13Enfin, tout au cours de ce livre, on sent la présence de l’histoire, ce qui rompt avec plusieurs approches classiques de l’anthropologie, tant celle du folklore que de l’anthropologie « exotique », trop souvent marquées par une certaine atemporalité. Au contraire, une des fécondités de l’anthropologie de la France telle qu’elle se développe actuellement est la fréquence des relations et des échanges entre anthropologues et historiens. C’est particulièrement vrai dans le domaine de la maladie, avec des recherches comme celles de Jean-Pierre Peter, Jacques Gélis, Marie-France Morel ou Marie-Christine Pouchelle8, et le présent ouvrage en est un nouvel exemple.

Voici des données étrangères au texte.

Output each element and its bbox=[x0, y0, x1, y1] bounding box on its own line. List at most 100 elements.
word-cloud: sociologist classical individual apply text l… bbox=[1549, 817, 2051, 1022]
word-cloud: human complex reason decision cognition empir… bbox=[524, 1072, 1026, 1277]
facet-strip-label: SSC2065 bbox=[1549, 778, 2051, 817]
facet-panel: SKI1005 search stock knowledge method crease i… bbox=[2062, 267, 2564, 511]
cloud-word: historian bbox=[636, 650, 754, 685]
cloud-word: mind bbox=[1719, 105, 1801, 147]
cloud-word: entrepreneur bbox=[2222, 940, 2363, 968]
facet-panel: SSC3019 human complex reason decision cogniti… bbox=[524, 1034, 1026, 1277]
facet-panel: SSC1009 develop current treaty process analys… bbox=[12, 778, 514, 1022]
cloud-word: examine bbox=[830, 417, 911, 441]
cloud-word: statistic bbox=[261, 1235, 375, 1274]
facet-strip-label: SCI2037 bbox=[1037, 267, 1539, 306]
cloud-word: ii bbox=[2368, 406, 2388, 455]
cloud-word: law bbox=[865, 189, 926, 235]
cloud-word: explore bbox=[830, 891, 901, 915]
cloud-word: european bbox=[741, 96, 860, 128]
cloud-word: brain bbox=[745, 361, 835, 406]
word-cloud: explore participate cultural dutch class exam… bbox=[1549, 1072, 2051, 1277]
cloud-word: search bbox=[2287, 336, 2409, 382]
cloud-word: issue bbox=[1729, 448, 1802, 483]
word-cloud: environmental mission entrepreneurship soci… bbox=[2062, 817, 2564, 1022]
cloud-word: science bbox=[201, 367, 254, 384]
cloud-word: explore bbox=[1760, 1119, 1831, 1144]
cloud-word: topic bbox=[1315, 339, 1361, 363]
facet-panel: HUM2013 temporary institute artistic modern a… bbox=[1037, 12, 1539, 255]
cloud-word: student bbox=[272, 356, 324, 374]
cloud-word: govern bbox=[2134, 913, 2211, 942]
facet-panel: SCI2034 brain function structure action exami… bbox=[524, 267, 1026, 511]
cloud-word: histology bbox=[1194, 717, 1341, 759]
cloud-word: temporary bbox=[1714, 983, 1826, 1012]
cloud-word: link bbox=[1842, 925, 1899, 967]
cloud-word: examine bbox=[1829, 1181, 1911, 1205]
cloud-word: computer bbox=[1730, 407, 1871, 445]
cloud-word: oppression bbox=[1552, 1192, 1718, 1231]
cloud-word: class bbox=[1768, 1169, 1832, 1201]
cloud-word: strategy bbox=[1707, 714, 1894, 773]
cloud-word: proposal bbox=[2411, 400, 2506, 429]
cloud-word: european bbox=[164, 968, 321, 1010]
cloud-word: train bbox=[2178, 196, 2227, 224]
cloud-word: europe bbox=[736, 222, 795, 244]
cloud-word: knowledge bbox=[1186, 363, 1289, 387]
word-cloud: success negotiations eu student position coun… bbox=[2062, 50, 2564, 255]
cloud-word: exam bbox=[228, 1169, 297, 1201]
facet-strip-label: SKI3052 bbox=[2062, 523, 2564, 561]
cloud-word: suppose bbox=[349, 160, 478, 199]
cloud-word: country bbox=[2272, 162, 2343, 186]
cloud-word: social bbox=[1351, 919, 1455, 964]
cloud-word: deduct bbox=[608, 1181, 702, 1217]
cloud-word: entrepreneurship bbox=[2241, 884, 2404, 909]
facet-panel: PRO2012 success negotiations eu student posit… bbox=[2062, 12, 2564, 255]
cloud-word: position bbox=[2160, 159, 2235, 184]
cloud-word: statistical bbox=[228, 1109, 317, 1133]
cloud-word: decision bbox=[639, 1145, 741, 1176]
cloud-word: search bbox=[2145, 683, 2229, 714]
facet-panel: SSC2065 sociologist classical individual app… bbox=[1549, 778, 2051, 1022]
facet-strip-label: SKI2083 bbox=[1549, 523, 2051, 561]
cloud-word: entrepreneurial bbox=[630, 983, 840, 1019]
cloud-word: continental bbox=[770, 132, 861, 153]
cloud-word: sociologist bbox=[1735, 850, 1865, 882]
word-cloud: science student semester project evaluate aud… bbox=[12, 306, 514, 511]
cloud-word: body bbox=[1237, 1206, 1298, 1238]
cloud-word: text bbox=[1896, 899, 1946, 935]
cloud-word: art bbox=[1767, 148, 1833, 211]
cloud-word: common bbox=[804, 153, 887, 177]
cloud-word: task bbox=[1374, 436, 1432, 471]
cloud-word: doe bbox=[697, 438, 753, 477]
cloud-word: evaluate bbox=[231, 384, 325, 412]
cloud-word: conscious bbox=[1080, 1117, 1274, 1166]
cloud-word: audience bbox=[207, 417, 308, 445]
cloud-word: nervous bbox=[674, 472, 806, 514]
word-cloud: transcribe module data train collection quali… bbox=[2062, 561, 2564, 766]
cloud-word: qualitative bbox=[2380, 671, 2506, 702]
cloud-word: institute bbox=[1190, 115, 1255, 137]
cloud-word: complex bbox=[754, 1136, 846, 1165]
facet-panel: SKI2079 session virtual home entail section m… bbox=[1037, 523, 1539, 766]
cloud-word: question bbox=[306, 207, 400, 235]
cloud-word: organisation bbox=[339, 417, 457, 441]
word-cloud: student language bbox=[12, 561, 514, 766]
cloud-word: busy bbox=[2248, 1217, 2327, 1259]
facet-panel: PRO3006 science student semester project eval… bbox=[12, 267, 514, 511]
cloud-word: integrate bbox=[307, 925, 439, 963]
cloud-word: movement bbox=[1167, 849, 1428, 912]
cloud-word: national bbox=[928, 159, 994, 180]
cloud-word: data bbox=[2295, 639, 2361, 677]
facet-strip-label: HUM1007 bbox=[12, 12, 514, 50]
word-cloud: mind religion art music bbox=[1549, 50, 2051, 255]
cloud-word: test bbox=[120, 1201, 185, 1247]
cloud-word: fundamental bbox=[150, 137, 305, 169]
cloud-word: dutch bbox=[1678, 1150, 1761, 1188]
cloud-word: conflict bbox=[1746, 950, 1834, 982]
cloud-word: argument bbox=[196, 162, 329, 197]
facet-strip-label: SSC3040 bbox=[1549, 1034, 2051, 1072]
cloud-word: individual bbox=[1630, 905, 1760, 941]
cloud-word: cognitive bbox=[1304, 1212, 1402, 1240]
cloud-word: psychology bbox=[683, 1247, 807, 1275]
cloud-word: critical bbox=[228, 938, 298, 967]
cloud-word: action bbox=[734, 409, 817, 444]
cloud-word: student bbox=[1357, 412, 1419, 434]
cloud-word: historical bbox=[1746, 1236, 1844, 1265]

14Pour toutes ces raisons, et bien d’autres encore, il faut souhaiter bon vent à ce livre et qu’il puisse essaimer comme ces plantes dont il nous parle. Il est tout à fait souhaitable qu’il dépasse le public de chercheurs, anthropologues ou naturalistes auquel il est d’emblée destiné. En effet il s’insère directement dans une pensée, une action qu’il pourrait contribuer à faire avancer de façon décisive. Et en cela il nous incite à réfléchir sur des rapports entre la recherche et l’action encore trop souvent catalogués sous le terme un peu dédaigneux d’anthropologie appliquée. Il sera en effet essentiel aux professionnels de la santé peut-être pour y déceler des procédés thérapeutiques mais surtout pour comprendre quels savoirs du corps et de la nature traversent maintenant encore la plupart des façons de se soigner et d’appréhender la maladie. Pour le milieu infirmier en particulier, dans lequel se développe toute une réflexion sur les pratiques de soin en relation avec l’anthropologie9, ce livre devrait être un outil de travail indispensable. C’est enfin un public aussi large que possible qu’il faut souhaiter que ce livre atteigne. A chacun désireux de retrouver des racines au sens propre comme figuré, ou se posant des questions sur son rapport à la nature, à la médecine moderne. Son ton passionné, son style le rendent facile et agréable à lire, tout en conservant une certaine rigueur, association si rare qu’elle mérite d’être soulignée.
Notes de bas de page
1 Marcel Mauss. « Les techniques du corps », Sociologie et anthropologie (Paris, Presses Universitaires de France, 1968), rééd.
2 Marie-Christine Pouchelle. Corps et chirurgie à l’apogée du moyen-âge (Paris, Flammarion, 1983).
3 Marc Augé, Claude Herzlich. Le sens du mal (Paris, Maison des sciences de l’homme, 1984).
4 Colette Petonnet. « L’observation flottante. L’exemple d’un cimetière parisien », L’Homme, n° 10-12 82, XXII, 4, pp. 37.47.
5 Jean-Pierre Peter. « L’histoire par les oreilles. Notes sur l’assertion et le fait dans la médecine des lumières », Le temps de la réflexion (Paris, Gallimard, 1980), vol. 1, pp. 273-314.
6 Yvonne Verdier. Façons de dire, façons de faire. La laveuse, la couturière, la cuisinière (Paris, Gallimard, 1979).
7 Claude Lévi-Strauss. « Histoire et ethnologie », Annales, n° 6, 11-12/83, pp. 1217-1232.
8 Citons entre autres : Marie-France Morel, Jacques Gélis, Mireille Laget. Entrer dans la vie (Paris, Gallimard, 1978) ; Jacques Gélis, L’arbre et le fruit (Paris, Fayard, 1984) ; Jean-Pierre Peter, « Entre femmes et médecins. Violence et singularités dans les discours du corps et sur le corps d’après les manuscrits médicaux de la fin du 18e siècle », Ethnologie française, 1976, 3-4.
9 Marie-Françoise Collière. Promouvoir la vie. De la pratique des femmes soignantes aux soins infirmiers (Interéditions, 1982).